静かな笛の音…。吹きたいものが決まったらしい。
「な?あいつが苦しみ続けるなんて可哀相じゃないか。だったら、一時の悲しみで済む方がいい。」
笛の音が響く。
「…。」
ルピーは顔を伏せた。
「何だ、そんなに俺がいなくなるのが嫌か。」
伏せられた横顔を覗き込む。
「だったら…残ってもいい。」
優雅な笛の音…
「本当ですか?」
伏せていた顔がぱっと輝く。
「お前があいつの母親になるなら。」
レアルは耳元で囁いた。
「…え?」
ルピーは硬直した。そしてそれはすぐに動揺に変わる。
「お、お戯れを…貴方と私では身分が…」
「そんなもの関係ない。正式にあいつが爵位を継いだら俺は公爵じゃなくなる。年もとるぜ?まぁ、外見もお前より少し上だから見た目も不釣り合いじゃあないし。なぁ?」
カップを持ったまま、レアルは後ろからルピーの身体に腕を回した。
「で、でも…それは…その…色々と問題があったり…。」
「何もない。あるとすれば、お前の気持ちの問題だ。」
「貴方は…私を娘だと言いました。」
「だから?掟なんて少しくらい捩曲げてもいい。お前は…イイ女に育った。」
いつもと違う低い声。
まさか…まさか…
「…困ります…。」
ルピーは真っ赤になって肩をすくめた。
「だろ?」
ニヤリと笑ってレアルはルピーから離れた。
「結局そういう事なんだよ。」
「…試しましたね…!」
一瞬でも本気にした自分をルピーは恥ずかしく思った。
前々から悪ふざけが好きな人間なのは知っていたが…それなのに一瞬でも本気にした自分が馬鹿みたいだった。
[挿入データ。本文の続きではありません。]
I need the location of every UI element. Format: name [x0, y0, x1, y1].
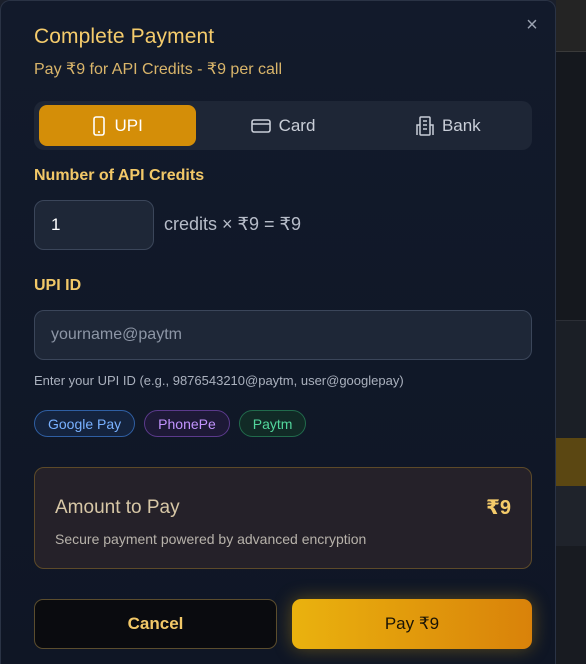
chip-phonepe[interactable]: PhonePe — [144, 410, 230, 437]
credits-quantity-input[interactable]: 1 — [34, 200, 154, 250]
tab-upi[interactable]: UPI — [39, 105, 197, 146]
credit-card-icon — [250, 118, 271, 133]
amount-summary-card: Amount to Pay ₹9 Secure payment powered … — [34, 467, 532, 569]
credits-calculation: credits × ₹9 = ₹9 — [164, 214, 301, 234]
chip-google-pay[interactable]: Google Pay — [34, 410, 136, 437]
upi-id-input[interactable]: yourname@paytm — [34, 310, 532, 360]
credits-label: Number of API Credits — [34, 167, 205, 184]
pay-button[interactable]: Pay ₹9 — [292, 599, 532, 649]
backdrop-strip — [556, 438, 586, 486]
upi-helper-text: Enter your UPI ID (e.g., 9876543210@payt… — [34, 373, 404, 388]
building-icon — [416, 115, 434, 136]
backdrop-strip — [556, 546, 586, 664]
upi-id-label: UPI ID — [34, 277, 82, 294]
amount-value: ₹9 — [485, 497, 511, 519]
tab-label: Card — [278, 115, 316, 135]
tab-card[interactable]: Card — [204, 105, 361, 146]
backdrop-strip — [556, 0, 586, 52]
security-note: Secure payment powered by advanced encry… — [55, 531, 367, 547]
payment-modal: Complete Payment Pay ₹9 for API Credits … — [0, 0, 556, 664]
backdrop-strip — [556, 486, 586, 546]
modal-subtitle: Pay ₹9 for API Credits - ₹9 per call — [34, 61, 283, 78]
tab-label: UPI — [114, 115, 143, 135]
backdrop-strip — [556, 52, 586, 320]
tab-label: Bank — [441, 115, 481, 135]
tab-bank[interactable]: Bank — [370, 105, 527, 146]
upi-app-chips: Google Pay PhonePe Paytm — [34, 410, 307, 437]
modal-title: Complete Payment — [34, 25, 215, 48]
close-icon[interactable]: × — [520, 13, 544, 37]
cancel-button[interactable]: Cancel — [34, 599, 277, 649]
backdrop-strip — [556, 320, 586, 438]
chip-paytm[interactable]: Paytm — [238, 410, 307, 437]
amount-label: Amount to Pay — [55, 497, 180, 518]
payment-method-tabs: UPI Card Bank — [34, 101, 532, 150]
smartphone-icon — [93, 115, 106, 136]
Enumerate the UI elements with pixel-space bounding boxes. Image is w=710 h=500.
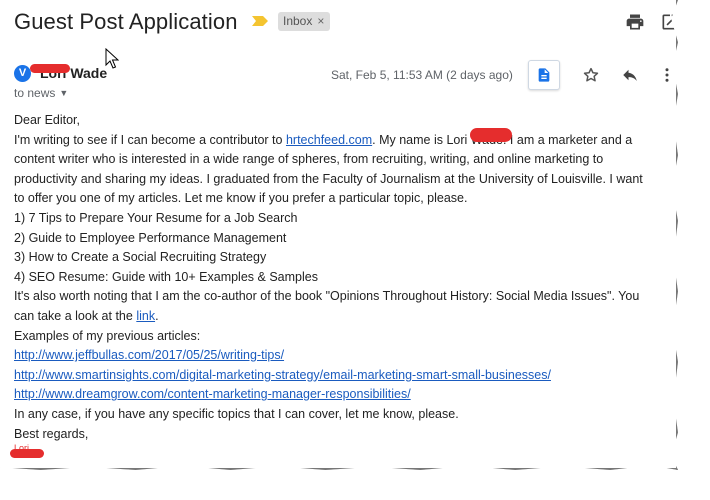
greeting: Dear Editor, (14, 113, 81, 127)
body-line: productivity and sharing my ideas. I gra… (14, 171, 643, 186)
closing-line: Best regards, (14, 426, 89, 441)
body-line: to offer you one of my articles. Let me … (14, 191, 468, 206)
examples-intro: Examples of my previous articles: (14, 328, 201, 343)
signature: Lori (14, 443, 664, 453)
body-text: . (155, 308, 159, 323)
redaction-mark-signature (10, 449, 44, 458)
body-line: can take a look at the link. (14, 307, 664, 327)
reply-icon[interactable] (621, 66, 639, 84)
recipient-dropdown-icon[interactable]: ▼ (59, 88, 68, 98)
star-icon[interactable] (582, 66, 600, 84)
print-icon[interactable] (625, 12, 645, 32)
attachment-doc-button[interactable] (528, 60, 560, 90)
article-link[interactable]: http://www.jeffbullas.com/2017/05/25/wri… (14, 348, 284, 362)
topic-item: 4) SEO Resume: Guide with 10+ Examples &… (14, 269, 318, 284)
topic-item: 3) How to Create a Social Recruiting Str… (14, 250, 267, 265)
mouse-pointer-icon (105, 48, 119, 69)
remove-label-icon[interactable]: × (317, 14, 324, 28)
site-link[interactable]: hrtechfeed.com (286, 133, 372, 147)
body-text: can take a look at the (14, 308, 137, 323)
redaction-mark-name (470, 128, 512, 142)
inbox-label-chip[interactable]: Inbox × (278, 12, 331, 31)
email-date: Sat, Feb 5, 11:53 AM (2 days ago) (331, 68, 513, 82)
body-line: It's also worth noting that I am the co-… (14, 289, 640, 304)
sender-avatar[interactable]: V (14, 65, 31, 82)
body-line: I'm writing to see if I can become a con… (14, 131, 664, 151)
email-view: Guest Post Application Inbox × V Lori Wad… (0, 0, 678, 470)
topic-item: 2) Guide to Employee Performance Managem… (14, 230, 287, 245)
body-text: I'm writing to see if I can become a con… (14, 132, 286, 147)
topic-item: 1) 7 Tips to Prepare Your Resume for a J… (14, 210, 298, 225)
important-marker-icon[interactable] (252, 16, 268, 26)
redaction-mark-sender (30, 64, 70, 73)
book-link[interactable]: link (136, 309, 155, 323)
more-options-icon[interactable] (663, 66, 671, 84)
article-link[interactable]: http://www.smartinsights.com/digital-mar… (14, 368, 551, 382)
recipient-text: to news (14, 86, 56, 100)
open-in-new-window-icon[interactable] (660, 12, 680, 32)
email-subject: Guest Post Application (14, 9, 238, 34)
document-icon (538, 68, 550, 82)
closing-line: In any case, if you have any specific to… (14, 406, 459, 421)
recipient-line[interactable]: to news ▼ (14, 86, 68, 100)
body-line: content writer who is interested in a wi… (14, 152, 604, 167)
email-body: Dear Editor, I'm writing to see if I can… (14, 111, 664, 453)
label-text: Inbox (283, 14, 313, 28)
article-link[interactable]: http://www.dreamgrow.com/content-marketi… (14, 387, 411, 401)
「ま、今は気楽にしてな。気の使い過ぎは身体に良くないぞ。」
ニィッとレアルが嬉しそうに笑った。
…まただ。こんなに嬉しそうな顔をされると気が削がれる。…いつだってそうなんだ、この人は…。
「…失礼します。」
それでも多少、憮然としてルピーは部屋から出て行った。